It was really refreshing to have a conversation with my mate, Dr Thomas Bristow, an expert in ecopoetics, and Senior Editor of the journal i am also an editor for, PAN: Philosophy Activism Nature. Tom wanted to chat about what the Romantic poets – Blake, Yeats, Wordsworth, Byron and co – saw in nature, and in particular what they learnt from listening for the spiritual aspects of the earth. It was a fun yarn and we touched on many aspects of the subject matter, following a handful of questions, or prompts, in a free range flow. Tom called this chat ‘Romantic Vision’ and you can access the video of it here (no pressure, but Tom tells me this may only be posted for a limited amount of time).
But first, i must wonder aloud about the value of literary explorations, poetic conversations, appreciating the Romantics and attuning ourselves to our local ecosystem in an age of planetary destruction. There’s a point in the interview where i admit that Thich Nhat Hanh might be right: perhaps what we most need to do is to hear the earth crying. This is not a very good sales pitch. And it’s probably only true to a certain extent: we are also a miraculous incarnation of consciousness in a primate body, embodying the spirit of life in a fantastically rich way, a celebration waiting to be had. My point is that opening our minds to the Deep Listening that i suggest at the culmination of this chat is not necessarily going to make you happier, but it may very well help you to be liberated from some of the more innocuous yet pervasive limits of your mind. Worth a shot?
To get there, Tom and i talked over the resurgence of European myth in the 18th century, which inspired Romantic poets to personify or anthropomorphise the environment, as a means to address ‘nature’, to represent vast fields of energy, beyond the human scale, and to create textual events that trigger legacies of ecocentric writing and orality. If you’re interested in the historical development of Western consciousness, you might enjoy our riff on how Romanticism worked as a response to Enlightenment. My key term for this was the ‘suprarational,’ which i saw as an attempt to develop consciousness beyond the human, to include our ancient predilection for pantheism, or notion that intelligence is a quality of the universe, or another dimension, which arises with this one (or even as its prerequisite).
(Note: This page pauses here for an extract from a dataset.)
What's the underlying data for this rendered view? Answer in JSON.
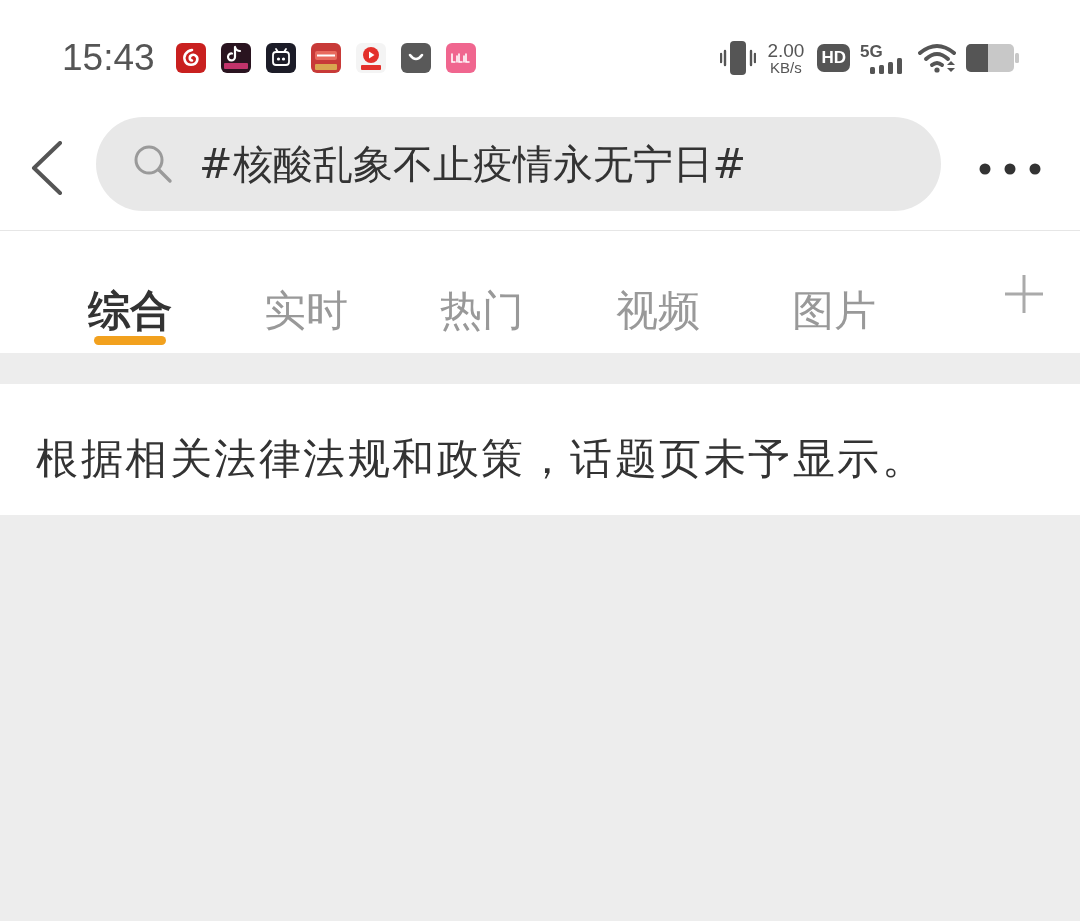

This reminded me of the intelligence we find in nature, which is revealed in the way plants reach for the sun, or animals know instinctively how to hunt prey or follow seasons or find their way back across entire oceans to their birthplace. I can’t help but feel that for all of our technological development, the modernised psyche is a truncated version of something that could be far greater, in scope, depth and alacrity. We need to incorporate reason into our toolbox but be ready for so much more, when we open our minds to a conversation beyond the merely human, with plants and animals and places.
This more open-minded consciousness could also perceive more beauty in the world and thereby require less stuff from human society and production. There’s more to say about how recognising spirit of place can help protect the natural world, but i’m writing that for the next issue of PAN, so i’ll keep the water nymphs and satyrs for then.
When we are alive to the ecomythic dimension of life, human consciousness opens up to what actually is arising in nature, which is other forms of intelligence. This can also be called animism, which indigenous people have always said is real, not metaphorical: spirit beings, spirits of place, and spiritual entities are all other types of intelligent beings, which exist but do not take physical bodies in this dimension with us. They represent life force, sometimes of that place, sometimes from beyond. If we want to learn from them, we have to put aside our historical, socialised self, and enter into a trance of timelessness, beyond our personal foibles and concerns. Even as we are thoroughly enmeshed in capitalism and colonisation, simply by being alive in the world today, we can turn our backs on the worst of it, the most obvious effects it has on our minds, and find ourselves as we also always were and are: trailing clouds of glory, as Wordsworth wrote in his Ode on Intimations of Immortality.
Tom asked how we get there. I can only humbly suggest we meditate in sand dunes, or under trees, or by a babbling brook (or, if you’re in urban lockdown, on a pot plant and its own mysterious urge to live). A great place to start is with Miriam Rose Ungunmerr, who made the practice of Deep Listening more accessible to the public, especially helpful for non-Aboriginal Australians living on this ancient land.
Then maybe, if we can quieten the voices of our humanity for long enough, we might be able to hear the muses still, as they sing the song of the earth, for those who will listen.